Give him some time and space to allow him to ruminate over what he has done. Yes, he may still be posting Instagram stories of himself enjoying a trip in Cancun with his friends, but trust us when we tell you that he is miserable and wondering why you’re not reaching out to him constantly. If you want to make your cheating boyfriend suffer a bit, walk right out of his life. 

Related Reading: When To Walk Away After Infidelity: 10 Signs To Know

10. Keep your walls up high 

This will drive him crazy. Say, you’ve blocked him on all social media accounts and do not take his calls anymore. He might try to get in touch with you through a friend or by ambushing you at work or your place. But here’s the part where you have to stay super strong and strictly follow the no contact rule.

Gavin, a 27-year-old career counselor, shares what he did after his boyfriend cheated on him, “Come what may, you cannot let him into your life for some time. Fix a stipulated time period where you will not revert his calls and messages or let him into your house. Make your house and mind a fortress and don’t give him the chance to make his way to you.” How to make a cheating boyfriend feel bad about what he has done to you is about letting him feel the impact of how he has shattered your trust. 

On Cheating

11. Don’t indulge in revenge cheating

Thoughts such as “I want to see my boyfriend beg after cheating on me” can drive you to commit actions such as revenge cheating. But here is what you should know. Though you’re hurt after being betrayed by the man you love, revenge cheating is something that can and will get the better of you. You have to do better than that and hold yourself together. 

  • It will make you suffer more: You might think this is a great way to make your cheating boyfriend suffer, but in the end, you will end up suffering the most 
  • Seek validation in healthier ways: Go to a speed dating event to get out there, take a trip with your friends, join a salsa class to feel sexier 
  • Do not try to get his attention: Sending rude messages to him or relaying incorrect information that you know will upset him through your friends — in your distressed state of mind, you might consider these the best ways to handle a lying, cheating boyfriend. But that will only make you two end up in a cat-and-mouse chase, simply running around in circles and messing with each other

Key Pointers

  • Express your disappointment to him in clear, concise terms instead of going on long, angry rants
  • When he keeps apologizing to you, do not give in too easily. Be willing to forgive, if you want to be, but not so soon
  • Create some distance between you two for a while and get some space from him. Block him on all socials too to preserve your peace of mind
  • Focus on building back your self-worth as cheating can take a toll on one’s image of oneself
  • While thinking about how to make a cheating boyfriend feel bad, try not to get into rebound relationships or date someone else, just to take revenge on him. This will only regress your own healing

How to make a cheating boyfriend feel bad? In a nutshell, to make this man feel terrible about his actions, you need to clearly indicate how he has made you feel instead of sounding desperate. He will understand you eventually. Try not to adopt the messier routes of revenge cheating, drunk texts, or blame shifting. 

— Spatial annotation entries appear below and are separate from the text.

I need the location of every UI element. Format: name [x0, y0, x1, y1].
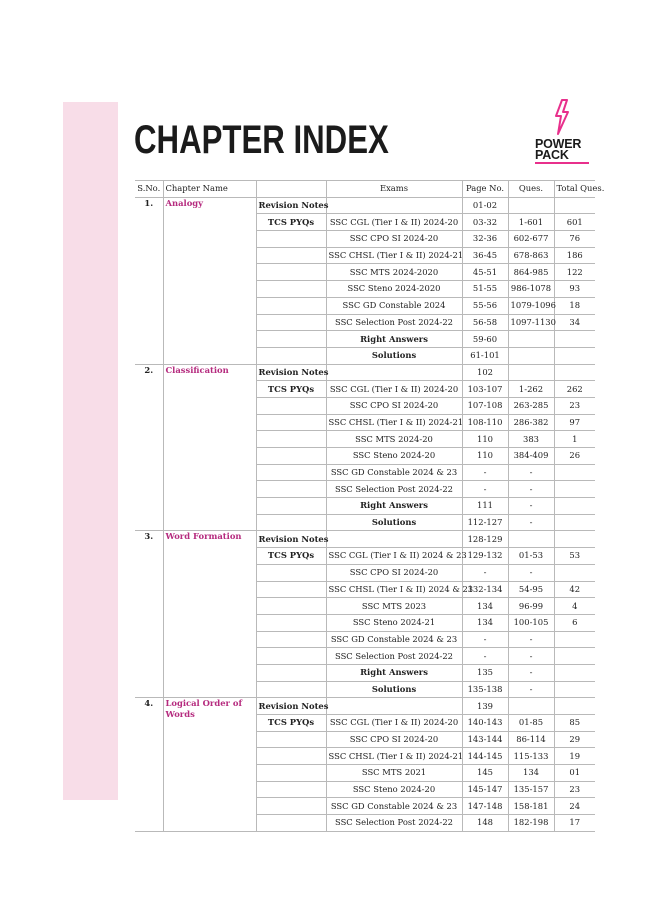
question-range: -	[508, 514, 554, 531]
section-label: Revision Notes	[256, 364, 326, 381]
page-no: -	[462, 481, 508, 498]
total-questions	[554, 481, 595, 498]
question-range: 384-409	[508, 448, 554, 465]
question-range: 286-382	[508, 414, 554, 431]
page-no: -	[462, 564, 508, 581]
exam-name: SSC CHSL (Tier I & II) 2024-21	[326, 748, 462, 765]
total-questions	[554, 347, 595, 364]
chapter-name: Analogy	[163, 197, 256, 364]
question-range: -	[508, 631, 554, 648]
header-ques: Ques.	[508, 181, 554, 198]
table-row	[135, 698, 595, 715]
total-questions	[554, 498, 595, 515]
question-range: 864-985	[508, 264, 554, 281]
exam-name: SSC CPO SI 2024-20	[326, 231, 462, 248]
question-range: 1-601	[508, 214, 554, 231]
total-questions	[554, 514, 595, 531]
section-label	[256, 781, 326, 798]
total-questions: 42	[554, 581, 595, 598]
section-label	[256, 631, 326, 648]
total-questions	[554, 464, 595, 481]
question-range: 115-133	[508, 748, 554, 765]
total-questions: 601	[554, 214, 595, 231]
header-exams: Exams	[326, 181, 462, 198]
page-no: -	[462, 631, 508, 648]
section-label	[256, 731, 326, 748]
section-label	[256, 514, 326, 531]
section-label	[256, 431, 326, 448]
total-questions: 85	[554, 715, 595, 732]
section-label	[256, 281, 326, 298]
page-no: 112-127	[462, 514, 508, 531]
section-label	[256, 347, 326, 364]
section-label	[256, 681, 326, 698]
page-no: 110	[462, 448, 508, 465]
exam-name: SSC CHSL (Tier I & II) 2024 & 23	[326, 581, 462, 598]
page-no: 110	[462, 431, 508, 448]
section-label	[256, 247, 326, 264]
page-margin-strip	[63, 102, 118, 800]
section-label: Revision Notes	[256, 531, 326, 548]
question-range: 1-262	[508, 381, 554, 398]
section-label: Revision Notes	[256, 698, 326, 715]
total-questions	[554, 564, 595, 581]
exam-name: SSC Steno 2024-2020	[326, 281, 462, 298]
section-label	[256, 414, 326, 431]
section-label	[256, 648, 326, 665]
question-range: 96-99	[508, 598, 554, 615]
page-no: 102	[462, 364, 508, 381]
section-label	[256, 498, 326, 515]
total-questions	[554, 197, 595, 214]
total-questions	[554, 531, 595, 548]
exam-name: SSC Selection Post 2024-22	[326, 815, 462, 832]
total-questions	[554, 698, 595, 715]
header-chapter-name: Chapter Name	[163, 181, 256, 198]
question-range: 678-863	[508, 247, 554, 264]
question-range: 1097-1130	[508, 314, 554, 331]
total-questions: 18	[554, 297, 595, 314]
exam-name: SSC CPO SI 2024-20	[326, 564, 462, 581]
header-page-no: Page No.	[462, 181, 508, 198]
table-row	[135, 364, 595, 381]
total-questions: 262	[554, 381, 595, 398]
page-no: -	[462, 648, 508, 665]
total-questions	[554, 364, 595, 381]
exam-name: SSC Selection Post 2024-22	[326, 314, 462, 331]
chapter-name: Word Formation	[163, 531, 256, 698]
exam-name: Right Answers	[326, 331, 462, 348]
total-questions	[554, 648, 595, 665]
exam-name: SSC CHSL (Tier I & II) 2024-21	[326, 247, 462, 264]
logo-text-line1: POWER	[535, 137, 582, 151]
exam-name: SSC MTS 2024-2020	[326, 264, 462, 281]
logo-underline	[535, 162, 589, 164]
page-no: 129-132	[462, 548, 508, 565]
question-range	[508, 531, 554, 548]
exam-name	[326, 197, 462, 214]
total-questions: 23	[554, 397, 595, 414]
page-no: 61-101	[462, 347, 508, 364]
power-pack-logo	[533, 100, 593, 166]
question-range: -	[508, 681, 554, 698]
question-range: -	[508, 498, 554, 515]
question-range: 986-1078	[508, 281, 554, 298]
page-no: 145-147	[462, 781, 508, 798]
question-range: 263-285	[508, 397, 554, 414]
page-no: 56-58	[462, 314, 508, 331]
page-no: 148	[462, 815, 508, 832]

Ultimately, don’t waste too much of your time in thinking of ways to make your cheating boyfriend feel guilty for what he did. It’s not worth it. His understanding of his errors might not heal your pain; that’s something you’ll have to do on your own. So focus real hard to rest yourself and heal from the situation to emerge healthier than before.

FAQs

1. Can cheating ruin a relationship?

It absolutely can. Cheating is something that instantly makes couples break up with each other and is something most people don’t heal from. One may even carry the scars from being cheated on into their next relationship, which can make them afraid to trust or be vulnerable with a new person. 

2. What to say to a boyfriend who hurt you?

Don’t give him the benefit of the doubt. Make it clear to him that he was wrong in cheating on you, in every aspect. Tell him that he has been disrespectful of you and the relationship and that you are aware of how much better you deserve.